Brentai wrote:First, the idea that companies should and can be expected to own their analytics: This is nice, but on the whole is as unworkable as asking consumers to secure their own IoT devices. Big Data is complex, resource-intensive, full of pitfalls and unfortunately currently riddled with charlatans. Not even the largest corporations can run their in-house analytics reliably; I know because I work for one of the largest corporations and 20% of my time is dealing with the in-house analytics platform creaking under the weight of unrestrained optimism.
I'll defer to your expertise on the complexity of the problem; I've never worked analytics on that scale.
I have to figure that the biggest media players (Disney, Comcast, AT&T/Time Warner, Viacom, CBS, Newscorp) do it in-house. Netflix certainly does. But I can see how it's a hard problem for something the size of the New York Times that's big enough to require serious analytics work but not big enough to afford it on the same scale that the major players can.
A lot of this feels like misplaced priorities, though.

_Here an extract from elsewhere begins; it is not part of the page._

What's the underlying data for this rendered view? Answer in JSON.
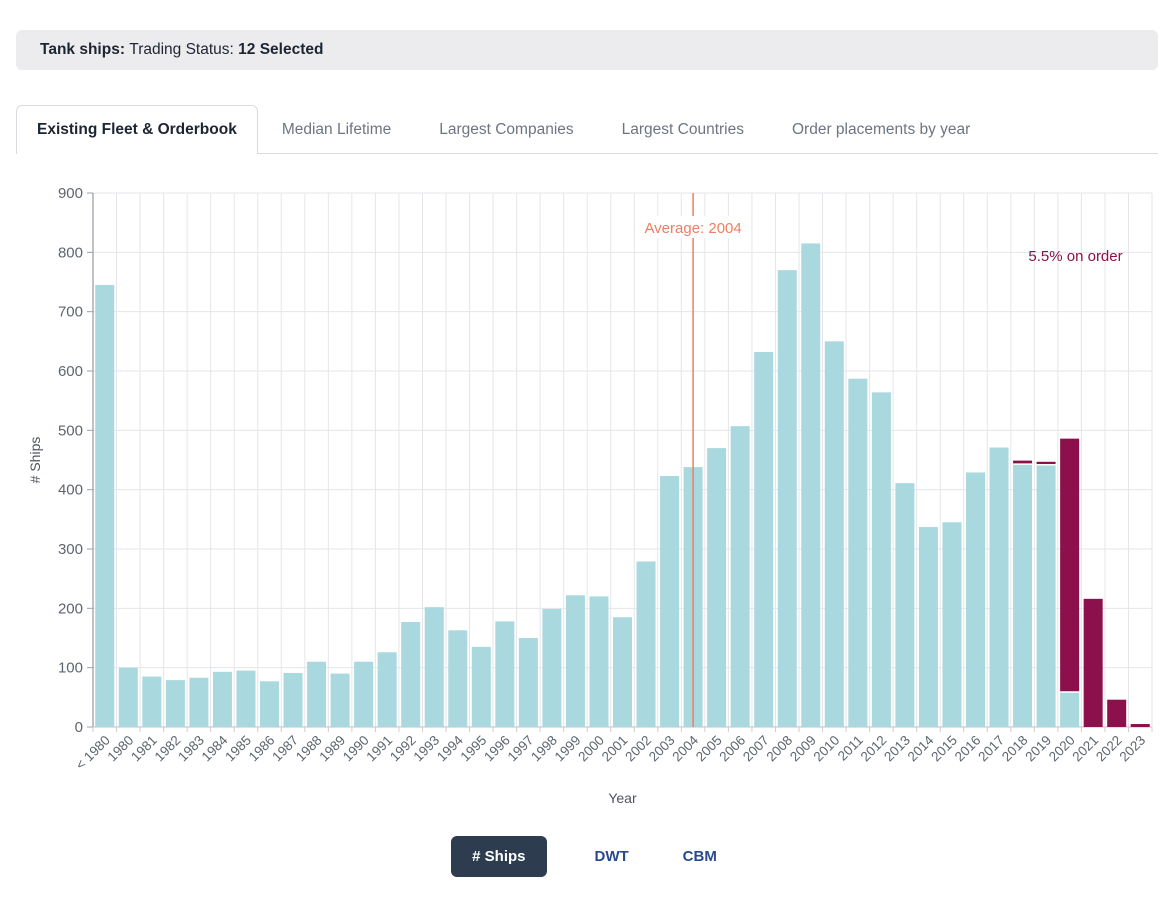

Univision spent somewhere around $200 million on a
controlling stake in The Onion, with the two major results of (1) ruining the AV Club and (2)
deciding to sell it. Tribune spent a nontrivial amount of money changing its name to Tronc and then changing it back to Tribune because Tronc is a stupid name. I don't know what kind of infrastructure and engineers they could have bought with that kind of money; maybe it still would have been wasted if that was where they'd put their resources. But I have a hard time imagining a scenario in which it would be a bigger waste than the stuff they
actually wasted that money on.
Being able to subcontract to a reliable and scalable third party is vital to most businesses.

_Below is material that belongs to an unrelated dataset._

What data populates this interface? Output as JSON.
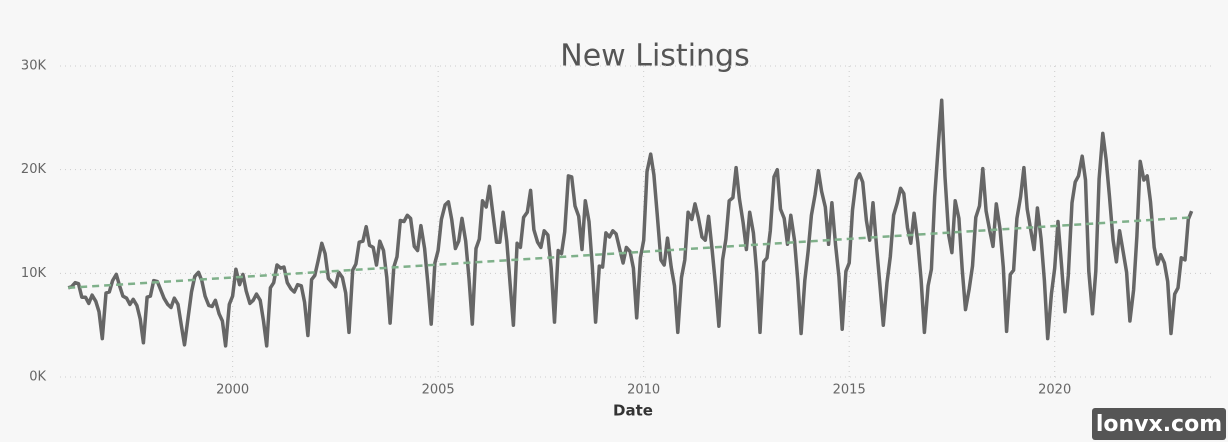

Second, one of the largest of those subcontract services just admitted that their product is completely unreliable and thus worthless.
Fuuuuuuuuuuuuuuuuuuuuuuuuck.
Not that this is a huge surprise, but it IS a stick against the already buzzing beehive of this industry.
And that's another thing: no, it's fucking
not a surprise. The extent to which the media have been hitching their wagons to Facebook is
insane.
Yes, Facebook presence is absolutely essential in that industry; that's inescapable. But there's a difference between having a Facebook profile where you post articles, advertise, and engage readership, and outsourcing your goddamn fundamental infrastructure to the "They 'trust me' -- dumb fucks" guy.
The appropriate way to treat Facebook is as a necessary evil. It should absolutely not be one of trust.
The same is true of Google, though at least I'd be a
little more surprised if Google carelessly torched its reputation as an analytics firm in exchange for short-term gain.
So perhaps the answer is "outsource it to a third party but have at least
something running on your own servers and
somebody auditing it in-house to make sure the numbers check out."
What does this all mean? What do we do about it? What CAN we do about it? Can we trust any of these services moving forward? Can we even trust our OWN STAFF? (In a lot of cases: No.)
Nothing in life is certain, but the steps required to encourage company loyalty are well-researched, well-documented, and antithetical to the way most major publicly-traded corporations currently function.
So yeah, kind of A Big Damned Thing here. REAL fun if you're an advertising provider (which is another 20% of my time). My crystal ball is frequently wrong about these big tidal shifts, so I'm just going to begin and end with "Fuck" and go drink fifths of rum until I forget why I'm doing it.